Solution 1:

This is actually an important and much used concept in the study of Markov chains. The number $\delta$ is meaningful because one assumes $\mu$ is a probability measure (and not only a measure). Then $\delta$ is used to evaluate the rate of the loss of memory of the initial state by the chain.

Solution 2:

Interpretation 1

If $A$ is small, then the chain probabilistically regenerates/forgets its past once it enters $A$.

If a transition kernel is of the form $$ p^{(1)}(x,B) = \nu(B) \quad{(*)} $$ for all $x$ and $B$, then the chain elements are independent. This is because the transition doesn't depend on where it's coming from: $x$.

With a small set, we're only looking at $x \in A$. If $A$ is $k=1$ small, then $p^{(1)}(x,\cdot) \ge \delta \nu(\cdot)$ for all $x \in A$, and we can write the transition kernel as follows: \begin{align*} p^{(1)}(x,\cdot) &= \delta \nu(\cdot) + p^{(1)}(x,\cdot) -\delta \nu(\cdot)\\ &= \delta \nu(\cdot) + (1-\delta) \frac{p^{(1)}(x,\cdot) -\delta \nu(\cdot)}{1-\delta} \\ &= \delta \nu(\cdot) + (1-\delta)K(x, \cdot). \end{align*}

This is a discrete mixture, so with probability $\delta$ you're transitioning with $\nu$ and forgetting the past, and with probability $1-\delta$, you're transitioning with something that takes into account where you're coming from and not forgetting the past.
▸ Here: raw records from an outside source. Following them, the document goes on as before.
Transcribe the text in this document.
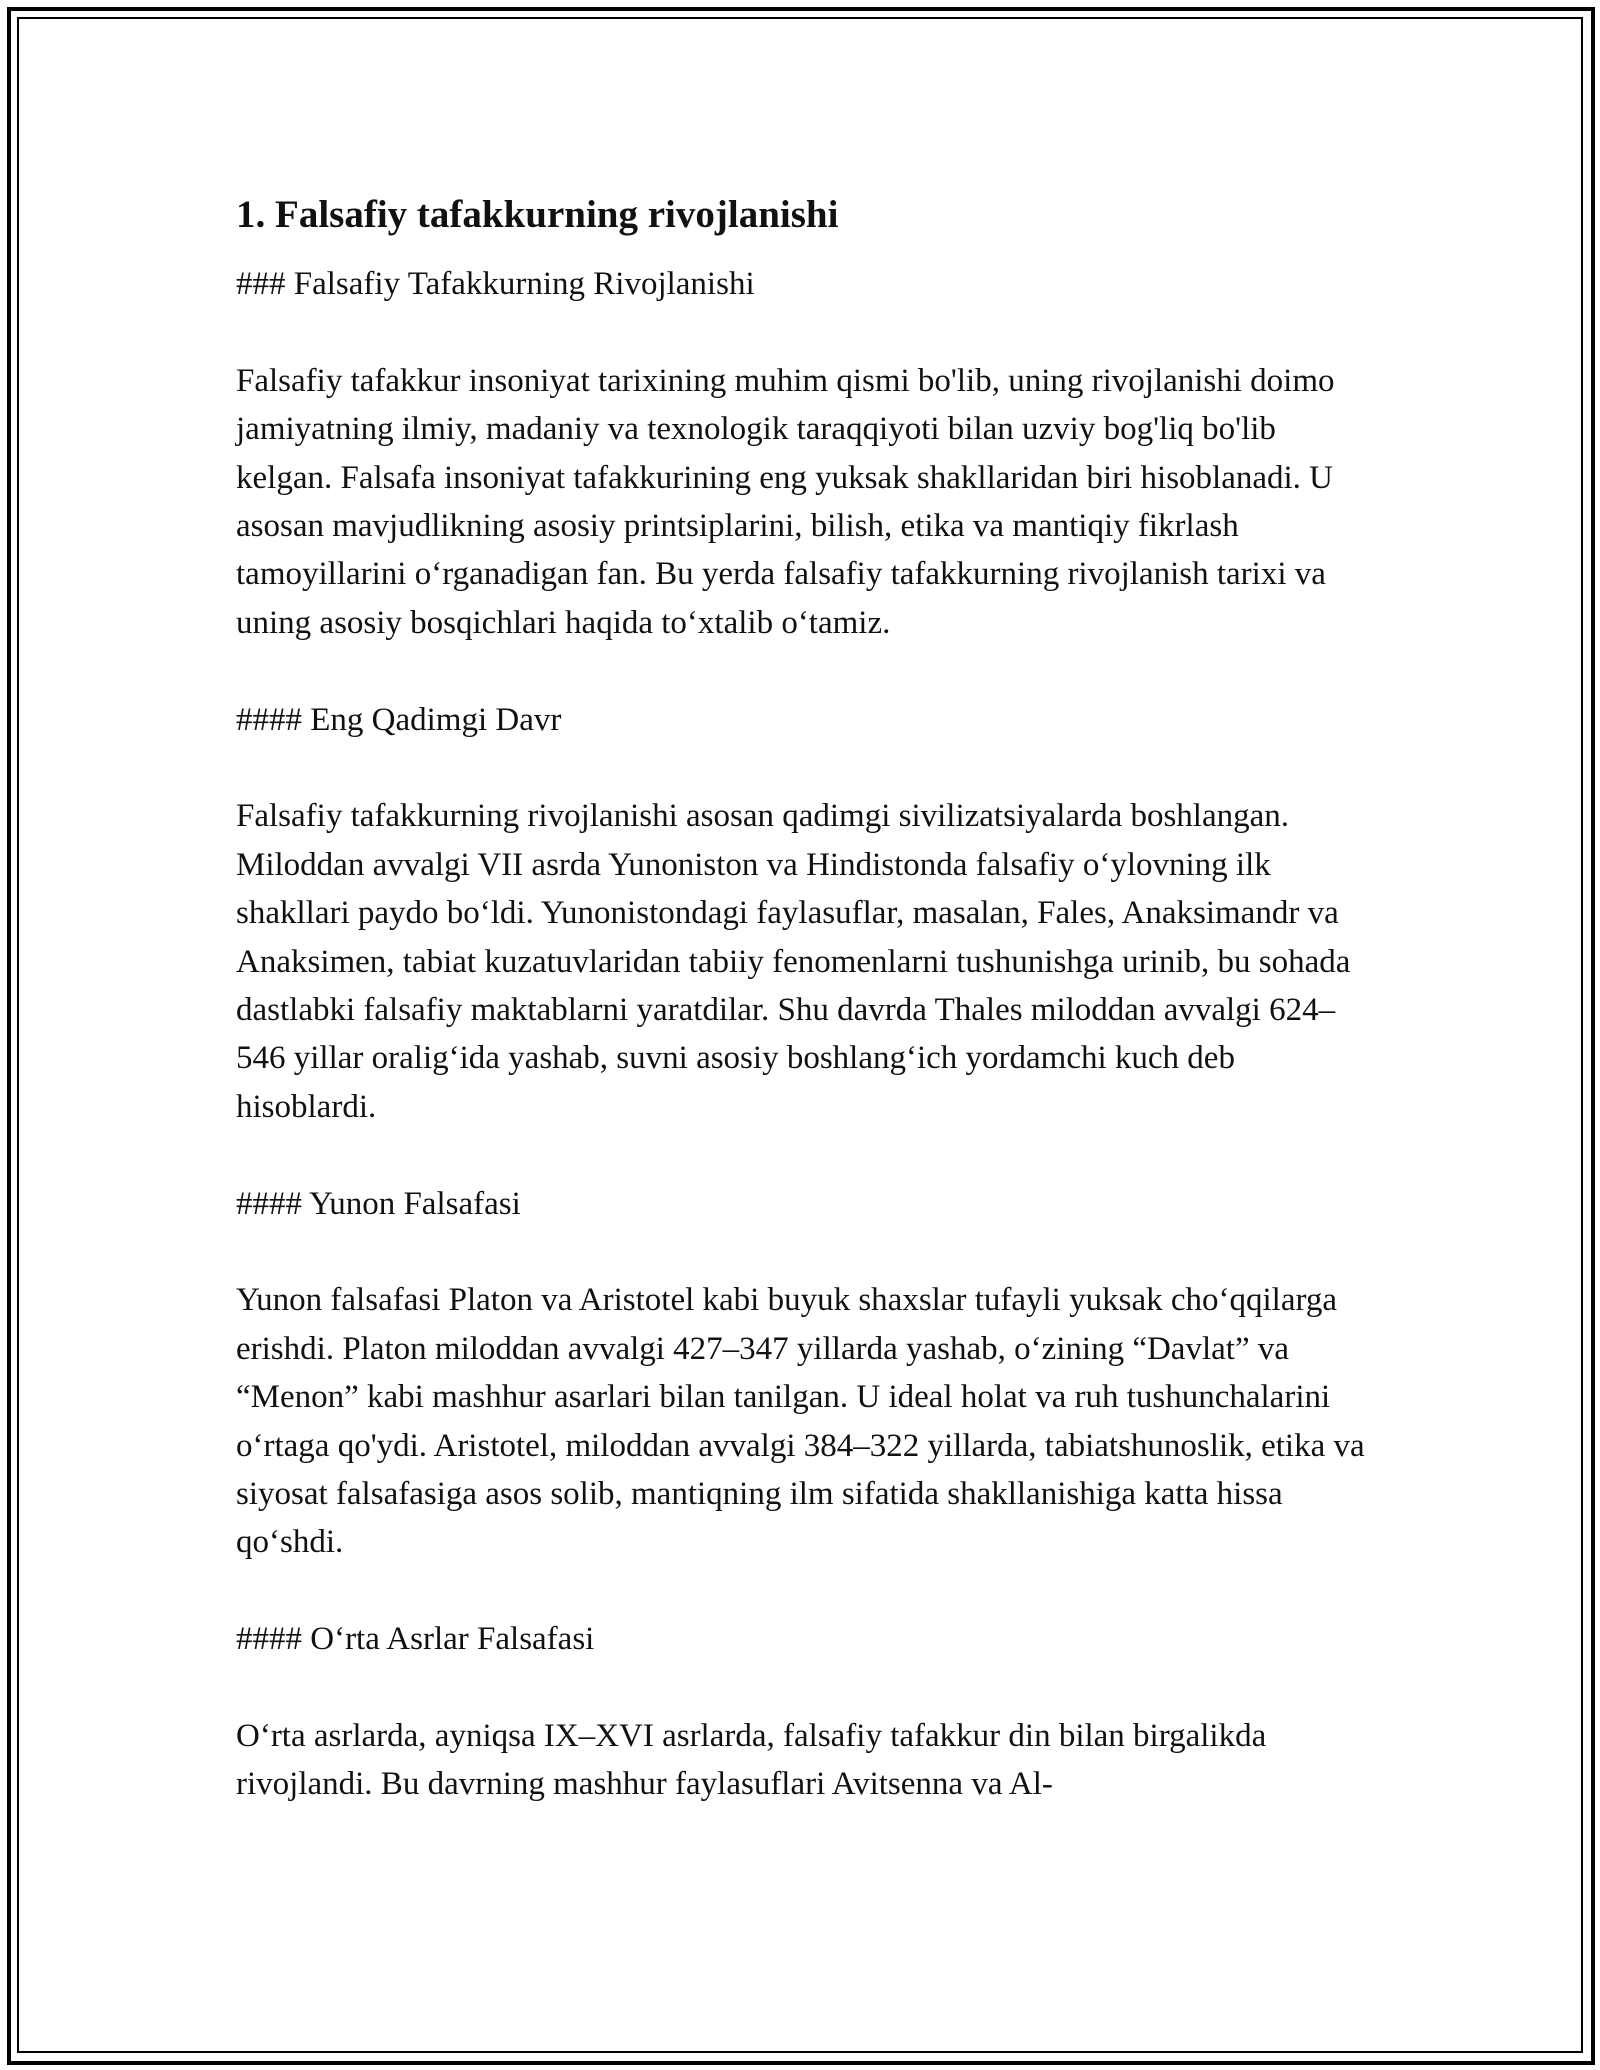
1. Falsafiy tafakkurning rivojlanishi

### Falsafiy Tafakkurning Rivojlanishi

Falsafiy tafakkur insoniyat tarixining muhim qismi bo'lib, uning rivojlanishi doimo jamiyatning ilmiy, madaniy va texnologik taraqqiyoti bilan uzviy bog'liq bo'lib kelgan. Falsafa insoniyat tafakkurining eng yuksak shakllaridan biri hisoblanadi. U asosan mavjudlikning asosiy printsiplarini, bilish, etika va mantiqiy fikrlash tamoyillarini o‘rganadigan fan. Bu yerda falsafiy tafakkurning rivojlanish tarixi va uning asosiy bosqichlari haqida to‘xtalib o‘tamiz.

#### Eng Qadimgi Davr

Falsafiy tafakkurning rivojlanishi asosan qadimgi sivilizatsiyalarda boshlangan. Miloddan avvalgi VII asrda Yunoniston va Hindistonda falsafiy o‘ylovning ilk shakllari paydo bo‘ldi. Yunonistondagi faylasuflar, masalan, Fales, Anaksimandr va Anaksimen, tabiat kuzatuvlaridan tabiiy fenomenlarni tushunishga urinib, bu sohada dastlabki falsafiy maktablarni yaratdilar. Shu davrda Thales miloddan avvalgi 624–546 yillar oralig‘ida yashab, suvni asosiy boshlang‘ich yordamchi kuch deb hisoblardi.

#### Yunon Falsafasi

Yunon falsafasi Platon va Aristotel kabi buyuk shaxslar tufayli yuksak cho‘qqilarga erishdi. Platon miloddan avvalgi 427–347 yillarda yashab, o‘zining “Davlat” va “Menon” kabi mashhur asarlari bilan tanilgan. U ideal holat va ruh tushunchalarini o‘rtaga qo'ydi. Aristotel, miloddan avvalgi 384–322 yillarda, tabiatshunoslik, etika va siyosat falsafasiga asos solib, mantiqning ilm sifatida shakllanishiga katta hissa qo‘shdi.

#### O‘rta Asrlar Falsafasi

O‘rta asrlarda, ayniqsa IX–XVI asrlarda, falsafiy tafakkur din bilan birgalikda rivojlandi. Bu davrning mashhur faylasuflari Avitsenna va Al-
The smallness property gives us the nonnegativity of $K$. So you can think of it as just algebra.

As @Did mentions, "$\delta$ is used to evaluate the rate of the loss of memory of the initial state by the chain." You can see that if $\delta = 1$, then we get equation $(*)$. That's a maximum forgetting rate. It never even thinks about where it's coming from.

Other things: If $k > 1$, then it takes longer to forget, and if we’re talking about “petiteness” then it’s the same idea but with a random number of steps.

Interpretation 2

Smallness has nothing to do with the Lebesgue measure of the state space. There are many examples of chains where the entire state space is small.

However, the word "small" is still intuitive. Instead of using Lebesgue measure to describe the size of a set, you can use the chain's transition kernel.

Here's an example from Meyn and Tweedie's book on page 107. Suppose we're talking about a random walk model:

$$ \Phi_n = \Phi_{n-1} + W_n, $$ and try to visualize its transition densities $f(\Phi_n \mid \Phi_{n-1})$ for a few values of $\Phi_{n-1}$. For simplicity suppose $W_n$s are all iid standard normal. Here's a picture to help.

some transition densities

Notice that in the interval $-1 \le \Phi_{n-1} \le 1$, all of the transition densities that I plotted are bounded below by the horizontal line. That horizontal line is proportional to the uniform density on the interval $[-1,1]$. The interval $[-1,1]$ is "small" because if you spread it out even further, the lower bound would approach $0$, and you might not get the smallness condition.

If you think of increasing the size of the small set as increasing the bounds away from zero, it can still remain small. The word "small" can be misleading in this sense. That's why I prefer to think of "small" as relative to something else. One small set can be "larger" than another small set, so compare the small set to its complement, in this case. For any fixed region, inside the boundary is small, and outside the boundary is large/vast.

Solution 3:

Yes you can find a lot related topic at Jeffery Rosenthal's paper, especially the "General State Markov chain and MCMC algorithm".

Another useful reference is Nummelin's paper called "MC for MCMC". This is more intuitively than Rosenthal and when I write paper about this topic this summer, I find it is really useful.